Ancak toplumcu şiir kendi içinde kuru spekülasyonla açıklanamayan gizler barındırır ve bu en çok şiirin toplumsal gizleri için geçerlidir. Bu gizlerden biri olan lirik-toplumcu geleneğin anlamını açıklamak için şair ve eleştirmen Hilmi Yavuz’un bakış açısından konuyu ele alacağım.

Hilmi Yavuz’a göre “Lirik şiir; deyiş yerindeyse ‘gayesi kendinde’ olan (Aristoteles’in ‘auto telos’u) sözü, kendisinden öte bir gayeye vasıta kılmayan şiir olarak tanımlanabilir. Lirik şiir, sözü bir düşüncenin vasıtası olarak almaz, dil’in kendisini gaye edinir.” Lirik şiirle ilgili bu bakış açısından sadece kurgusal bir kuramın somut olarak temellendirilmesinin önemine dikkat çekmek için bahsetmiyorum. Lirik-toplumcu gelenek, nesnel bir gerçeği ortaya koyar; dışavurum, okuyucu; nesnel gerçekliğin direnişine tepki gösterdiği zaman doğar. İnsanla ilişki kurduğumuzda bir anlamda insanın kabalığına, sertliğine ve zorluğuna dokunuruz.

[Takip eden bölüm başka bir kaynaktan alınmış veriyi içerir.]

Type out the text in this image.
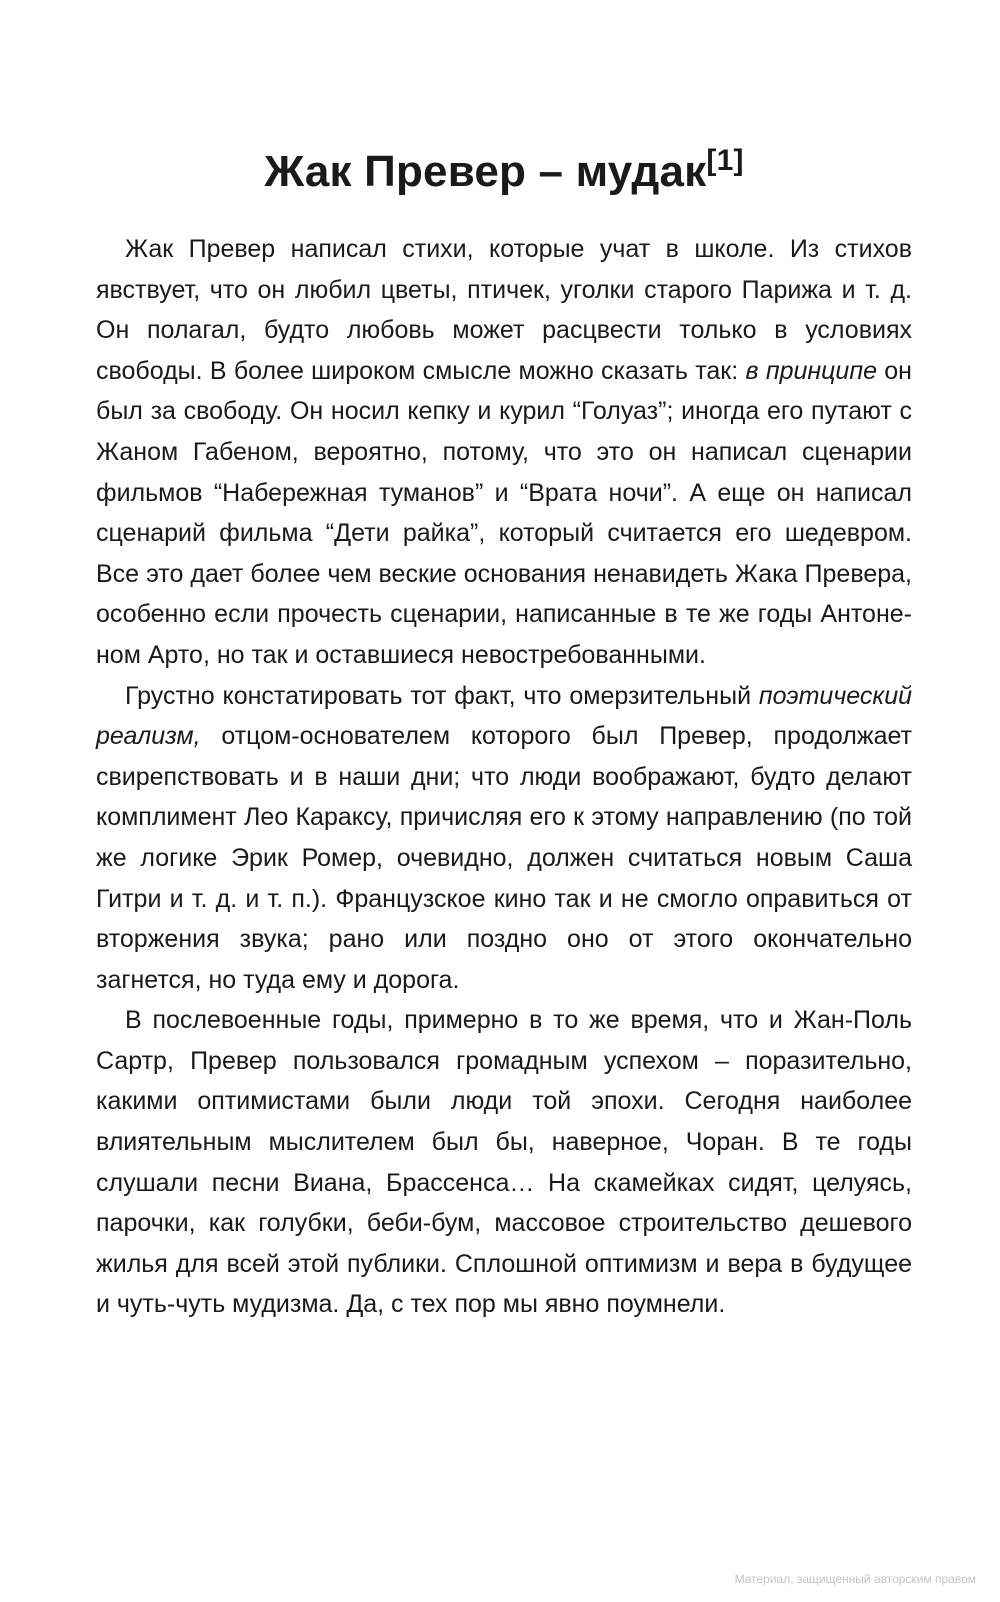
Жак Превер – мудак[1]

Жак Превер написал стихи, которые учат в школе. Из стихов явствует, что он любил цветы, птичек, уголки старого Парижа и т. д. Он полагал, будто любовь может расцвести только в условиях свободы. В более широком смысле можно сказать так: в принципе он был за свободу. Он носил кепку и курил “Голуаз”; иногда его путают с Жаном Габеном, вероятно, потому, что это он написал сценарии фильмов “Набережная туманов” и “Врата ночи”. А еще он написал сценарий фильма “Дети райка”, который считается его шедевром. Все это дает более чем веские основания ненавидеть Жака Превера, особенно если прочесть сценарии, написанные в те же годы Антоне-ном Арто, но так и оставшиеся невостребованными.

Грустно констатировать тот факт, что омерзительный поэтический реализм, отцом-основателем которого был Превер, продолжает свирепствовать и в наши дни; что люди воображают, будто делают комплимент Лео Караксу, причисляя его к этому направлению (по той же логике Эрик Ромер, очевидно, должен считаться новым Саша Гитри и т. д. и т. п.). Французское кино так и не смогло оправиться от вторжения звука; рано или поздно оно от этого окончательно загнется, но туда ему и дорога.

В послевоенные годы, примерно в то же время, что и Жан-Поль Сартр, Превер пользовался громадным успехом – поразительно, какими оптимистами были люди той эпохи. Сегодня наиболее влиятельным мыслителем был бы, наверное, Чоран. В те годы слушали песни Виана, Брассенса… На скамейках сидят, целуясь, парочки, как голубки, беби-бум, массовое строительство дешевого жилья для всей этой публики. Сплошной оптимизм и вера в будущее и чуть-чуть мудизма. Да, с тех пор мы явно поумнели.

Материал, защищенный авторским правом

Bu kaba izlek, dışavurumun oluştuğu ortamı yaratır ama lirik-toplumcu geleneği biçimlendiren pek çok modern çaba da bu ortamdan kurtulmak istiyor. Şair, lirik-toplumcu geleneği yaratırken direnci azaltmayı amaçlıyor. Tartışma şu şekilde daha da genişletilebilir: direncin düşürülmesi, giz ve dil arasındaki bölünmeyi azaltmanın yollarından biridir. Dünyayı bir şiiri yazdığımız ruhla kullanamayız, direnç ve rastlantısallığı arayarak veya Heidegger’in kullandığı anlamda onun içinde barınarak kullanabiliriz. Aslında bu pratiklik tartışması, bana tümden yanlış geliyor. Günümüz Türk şiirindeki direncin kaybolması, bence gerçekle olan bağlantıyı zayıflatıyor. Bireylerin gerçekle bağlantısının kopmasına sebep olan öznelliğin özelleştiği bir durum ortaya çıkıyor. Bu belli açılardan saçma bir soyutlamadır. Öznellik, ‘özel’ olmaktan başka ne olabilir? Aslında tam tersi de olabilir: ‘toplumsal’ olabilir.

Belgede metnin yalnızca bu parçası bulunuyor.